Finding 3: Prompt Strategies Influence LLMs’ Trade-off Between Prior Knowledge and RAG Retrieval
Another important finding by the researchers is that different prompting strategies significantly affect LLMs’ preference for trade-offs between prior knowledge and retrieved information.
They tested three typical prompting styles: “standard”, “strict”, and “loose”. Among them, the “strict” prompt emphasizes that the LLM must fully trust the retrieved content and not use prior knowledge. The “loose” prompt encourages the LLM to exercise its own judgment and take an open but prudent attitude towards the retrieved content. The “standard” prompt seeks to strike a balance between the two. (You can also use these three prompts as a reference when testing during RAG development.)
The experimental results show that the “strict” prompt can indeed significantly increase the LLM’s preference for retrieved content, making it exhibit a high degree of “compliance”. However, an overly “loose” attitude may cause the LLM to rely more on its own priors while ignoring the value of retrieved information.
Implications and Recommendations
This pioneering research reveals some subtle characteristics exhibited by LLMs in RAG systems. Rather than being passively constrained by retrieved content, LLMs deftly coordinate their own priors and external information in a complex cognitive field, striving to make optimal judgments.
The experimental data indicates that when the model already has strong prior knowledge about a question, even if given more external information, it is still very likely to stick to its own judgment. At the same time, when the retrieval results deviate too far from the prior value and become absurd, the model will activate a self-protection mechanism and rely more on its own opinion. This elusive game relationship manifests differently in different domains.

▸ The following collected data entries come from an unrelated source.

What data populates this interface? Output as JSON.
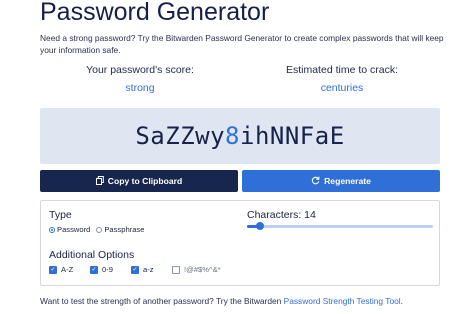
{
  "title": "Password Generator",
  "intro": "Need a strong password? Try the Bitwarden Password Generator to create complex passwords that will keep your information safe.",
  "score": {
    "label": "Your password's score:",
    "value": "strong"
  },
  "crack_time": {
    "label": "Estimated time to crack:",
    "value": "centuries"
  },
  "password": {
    "letters_a": "SaZZwy",
    "digit": "8",
    "letters_b": "ihNNFaE"
  },
  "buttons": {
    "copy_label": "Copy to Clipboard",
    "regenerate_label": "Regenerate"
  },
  "options": {
    "type_title": "Type",
    "type_choices": [
      "Password",
      "Passphrase"
    ],
    "type_selected": "Password",
    "characters_label": "Characters: 14",
    "characters_fraction": 0.07,
    "additional_title": "Additional Options",
    "checkboxes": [
      {
        "label": "A-Z",
        "checked": true
      },
      {
        "label": "0-9",
        "checked": true
      },
      {
        "label": "a-z",
        "checked": true
      },
      {
        "label": "!@#$%^&*",
        "checked": false
      }
    ]
  },
  "footer": {
    "text": "Want to test the strength of another password? Try the Bitwarden ",
    "link": "Password Strength Testing Tool",
    "end": "."
  },
  "colors": {
    "accent": "#2f6fd8",
    "navy": "#17264d",
    "panel": "#dfe6f2"
  }
}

As prompt engineers, it is crucial for us to discern and grasp these subtle cognitive patterns in order to optimize model training and application strategies. We need to learn to adapt to local conditions and prescribe the right medicine:
- In areas where the model has a high degree of mastery, appropriately let go and give it more autonomy to leverage the power of its inherent knowledge.
- In areas where the model has a lower degree of mastery, provide high-quality external information in a timely manner as a supplement and guide to expand its cognitive boundaries.
At the same time, we must continue to innovate prompt writing techniques. Through clever language guidance and constraints, find a balance between encouraging the model to boldly absorb new knowledge and carefully discerning erroneous information, shaping a more intelligent and knowledgeable AI assistant.